Manchester City Football Club may be in second place right now when it comes to the Premier League standings, but the British team's parent has scored a different title—the world's most valuable soccer enterprise.
The coveted position comes thanks to a $500 million investment from Silicon Valley-based private equity firm
Silver Lake in Abu Dhabi-controlled
City Football Group; the deal gives the organization a valuation of $4.8 billion. City Football Group owns or has partial stakes in seven soccer teams around the world, including
Girona FC, with two-time defending Premier League champion Manchester City as its prized trophy. Altogether, the organization oversees more than 1,500 players and 2,500 games annually.
Silver Lake will hold just over 10% of City Football Group, and managing partner Egon Durban will be added as the ninth member of its board. The firm becomes a shareholder alongside majority owner Sheikh Mansour bin Zayed Al Nahyan, who controls 77% of the business via his Abu Dhabi United Group. A further 12% is held by
China Media Capital, which bought into the organization in 2015 for $400 million.
Although this investment may seem a bit odd for Silver Lake, a firm that describes itself as "a global leader in technology investing" and made its name by investing in the likes of
Ant Financial. However, a closer look at its portfolio reveals a wealth of connections to the sports industry. While its DNA might be tech, the firm has been devoting more attention to the entertainment and sports verticals in recent years.
In 2012, Silver Lake bought a minority stake in sports and entertainment talent agency
Endeavor, then known as William Morris Entertainment, for a reported $200 million, then invested another $500 million when the company merged with IMG in 2014. In 2016, the firm backed WME's acquisition of mixed martial arts organization
UFC, a $4 billion deal made with a consortium of investors including
Silver Lake is betting on the digital opportunities that come from the sports industry, such as media rights and the digitization of operations. Fans are increasingly turning away from TV toward other devices, as the options to watch sports on streaming services and apps has boomed in recent years. UFC, for instance, is one of the largest pay-per-view event providers in the world, with a new five-year, $1.5 billion agreement with
ESPN to broadcast fights on ESPN+, as well as its own digital distribution platform.

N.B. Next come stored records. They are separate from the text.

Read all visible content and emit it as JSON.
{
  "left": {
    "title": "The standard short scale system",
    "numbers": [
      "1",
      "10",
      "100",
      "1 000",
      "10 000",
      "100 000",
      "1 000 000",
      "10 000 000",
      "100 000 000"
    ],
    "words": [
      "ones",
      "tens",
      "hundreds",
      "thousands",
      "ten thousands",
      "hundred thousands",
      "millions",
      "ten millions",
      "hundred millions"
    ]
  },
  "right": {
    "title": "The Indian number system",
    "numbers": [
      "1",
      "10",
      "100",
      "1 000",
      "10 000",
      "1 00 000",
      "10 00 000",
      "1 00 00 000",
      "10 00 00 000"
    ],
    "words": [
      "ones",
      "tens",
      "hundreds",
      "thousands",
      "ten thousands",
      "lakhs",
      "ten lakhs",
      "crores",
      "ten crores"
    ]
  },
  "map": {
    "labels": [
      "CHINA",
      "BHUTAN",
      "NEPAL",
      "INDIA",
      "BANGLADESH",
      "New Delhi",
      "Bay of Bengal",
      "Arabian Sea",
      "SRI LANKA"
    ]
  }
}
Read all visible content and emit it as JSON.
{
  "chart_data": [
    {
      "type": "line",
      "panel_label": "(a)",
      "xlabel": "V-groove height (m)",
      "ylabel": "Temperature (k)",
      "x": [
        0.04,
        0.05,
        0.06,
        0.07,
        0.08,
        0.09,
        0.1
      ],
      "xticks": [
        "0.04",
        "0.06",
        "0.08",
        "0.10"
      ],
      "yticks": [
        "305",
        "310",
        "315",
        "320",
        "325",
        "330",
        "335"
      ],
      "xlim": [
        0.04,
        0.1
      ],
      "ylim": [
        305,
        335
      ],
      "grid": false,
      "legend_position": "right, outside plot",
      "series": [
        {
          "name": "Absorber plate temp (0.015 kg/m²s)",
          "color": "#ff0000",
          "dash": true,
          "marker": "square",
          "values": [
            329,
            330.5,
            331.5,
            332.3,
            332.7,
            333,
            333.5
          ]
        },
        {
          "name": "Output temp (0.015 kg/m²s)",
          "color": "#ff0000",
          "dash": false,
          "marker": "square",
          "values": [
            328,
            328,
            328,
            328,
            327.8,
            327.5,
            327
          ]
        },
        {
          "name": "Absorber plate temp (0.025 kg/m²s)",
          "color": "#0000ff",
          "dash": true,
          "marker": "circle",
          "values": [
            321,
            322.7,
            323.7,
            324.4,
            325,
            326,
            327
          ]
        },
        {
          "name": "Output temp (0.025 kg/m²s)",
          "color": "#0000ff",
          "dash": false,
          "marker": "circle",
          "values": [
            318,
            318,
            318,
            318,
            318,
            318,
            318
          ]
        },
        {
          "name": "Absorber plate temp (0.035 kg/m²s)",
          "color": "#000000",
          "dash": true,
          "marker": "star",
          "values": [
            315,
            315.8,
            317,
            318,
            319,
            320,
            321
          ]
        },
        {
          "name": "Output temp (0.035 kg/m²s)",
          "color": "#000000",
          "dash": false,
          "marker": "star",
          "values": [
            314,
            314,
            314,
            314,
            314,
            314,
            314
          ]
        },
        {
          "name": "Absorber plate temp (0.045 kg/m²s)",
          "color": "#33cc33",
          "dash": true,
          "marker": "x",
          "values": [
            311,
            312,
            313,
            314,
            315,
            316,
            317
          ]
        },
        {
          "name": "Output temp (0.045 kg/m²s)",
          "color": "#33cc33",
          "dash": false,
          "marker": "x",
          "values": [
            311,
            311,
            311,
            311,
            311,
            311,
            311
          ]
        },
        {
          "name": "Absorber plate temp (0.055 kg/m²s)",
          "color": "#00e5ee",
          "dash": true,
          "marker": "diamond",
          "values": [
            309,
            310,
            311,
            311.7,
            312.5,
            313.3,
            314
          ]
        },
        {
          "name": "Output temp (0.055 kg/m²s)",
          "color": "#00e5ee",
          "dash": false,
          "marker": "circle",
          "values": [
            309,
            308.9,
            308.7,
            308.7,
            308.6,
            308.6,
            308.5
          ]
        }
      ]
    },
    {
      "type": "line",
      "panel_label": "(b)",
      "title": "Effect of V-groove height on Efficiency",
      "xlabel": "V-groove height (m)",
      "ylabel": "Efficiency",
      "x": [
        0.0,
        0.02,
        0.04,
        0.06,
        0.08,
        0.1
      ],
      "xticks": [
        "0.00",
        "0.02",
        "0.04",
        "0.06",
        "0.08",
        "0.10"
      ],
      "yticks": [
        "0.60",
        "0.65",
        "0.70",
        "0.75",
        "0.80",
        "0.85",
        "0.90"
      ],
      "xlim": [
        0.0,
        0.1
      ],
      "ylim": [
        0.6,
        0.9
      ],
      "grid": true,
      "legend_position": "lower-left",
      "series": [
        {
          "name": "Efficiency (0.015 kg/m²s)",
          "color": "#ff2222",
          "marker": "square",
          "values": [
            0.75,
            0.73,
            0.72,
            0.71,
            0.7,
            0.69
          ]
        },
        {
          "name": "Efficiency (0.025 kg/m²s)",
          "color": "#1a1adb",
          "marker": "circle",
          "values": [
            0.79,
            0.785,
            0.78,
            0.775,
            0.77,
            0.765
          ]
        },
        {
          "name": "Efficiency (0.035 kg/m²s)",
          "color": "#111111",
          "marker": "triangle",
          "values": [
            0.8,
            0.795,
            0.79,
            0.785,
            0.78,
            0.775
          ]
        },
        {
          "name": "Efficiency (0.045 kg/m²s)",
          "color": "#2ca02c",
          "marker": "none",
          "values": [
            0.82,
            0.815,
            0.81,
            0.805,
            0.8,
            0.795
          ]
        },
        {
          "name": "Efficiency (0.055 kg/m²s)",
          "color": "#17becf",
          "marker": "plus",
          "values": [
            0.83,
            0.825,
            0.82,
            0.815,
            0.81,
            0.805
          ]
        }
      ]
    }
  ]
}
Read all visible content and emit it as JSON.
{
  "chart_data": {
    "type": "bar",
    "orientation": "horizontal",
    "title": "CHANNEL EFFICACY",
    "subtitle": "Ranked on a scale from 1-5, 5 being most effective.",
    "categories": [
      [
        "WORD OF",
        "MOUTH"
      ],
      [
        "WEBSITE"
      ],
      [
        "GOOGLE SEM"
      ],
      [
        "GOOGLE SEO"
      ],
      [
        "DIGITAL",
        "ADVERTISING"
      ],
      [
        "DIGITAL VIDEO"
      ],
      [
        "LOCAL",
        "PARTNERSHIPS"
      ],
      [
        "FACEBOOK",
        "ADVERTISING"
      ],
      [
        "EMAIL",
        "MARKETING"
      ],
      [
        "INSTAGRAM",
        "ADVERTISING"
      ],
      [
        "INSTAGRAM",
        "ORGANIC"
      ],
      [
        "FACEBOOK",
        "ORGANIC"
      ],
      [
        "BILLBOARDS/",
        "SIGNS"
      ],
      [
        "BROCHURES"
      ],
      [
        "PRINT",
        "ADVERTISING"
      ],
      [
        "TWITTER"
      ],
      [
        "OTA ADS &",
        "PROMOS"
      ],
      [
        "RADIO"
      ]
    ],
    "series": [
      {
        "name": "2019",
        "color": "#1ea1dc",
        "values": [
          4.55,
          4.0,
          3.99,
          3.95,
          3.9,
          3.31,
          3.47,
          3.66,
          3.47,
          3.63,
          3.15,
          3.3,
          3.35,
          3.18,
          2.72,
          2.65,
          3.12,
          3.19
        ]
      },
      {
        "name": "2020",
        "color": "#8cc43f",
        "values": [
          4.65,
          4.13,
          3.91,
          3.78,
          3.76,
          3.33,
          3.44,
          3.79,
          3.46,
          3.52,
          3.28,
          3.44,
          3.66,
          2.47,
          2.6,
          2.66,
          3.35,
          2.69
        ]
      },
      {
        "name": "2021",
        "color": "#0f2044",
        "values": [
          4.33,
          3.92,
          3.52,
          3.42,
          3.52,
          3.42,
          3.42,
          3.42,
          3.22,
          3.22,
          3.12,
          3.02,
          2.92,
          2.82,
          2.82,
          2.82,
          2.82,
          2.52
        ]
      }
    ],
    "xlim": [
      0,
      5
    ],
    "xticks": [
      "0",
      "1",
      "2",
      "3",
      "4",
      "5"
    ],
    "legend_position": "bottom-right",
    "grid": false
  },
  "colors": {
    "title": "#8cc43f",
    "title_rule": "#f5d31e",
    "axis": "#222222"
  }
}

Manchester City also operates its own online content channel that offers a monthly subscription.
As part of its new investment, Silver Lake intends to help City Football Group to further develop its technology and fund international growth opportunities, which may include more acquisitions. Silver Lake also stated that the investment would allow for the development of infrastructure assets. It is unclear whether this is limited to digital, but rumors have circulated that Manchester City is looking to build a new stadium at a cost of roughly £300 million (about $387 million). Earlier this year, it was also reported that City Football Group is working on the potential development of an arena with US-based
Oak View, a provider of sports and live entertainment venue services. Oak View has been backed by Silver Lake since 2018.
Adding half a billion dollars to the coffer is likely good news at any time, but especially so for City Football Group right now, as the business's star asset has been operating under a shadow. Manchester City is under investigation by UEFA for possibly breaking financial rules. If found guilty, the club could face a ban from the Champions League, Europe's most prestigious professional soccer tournament.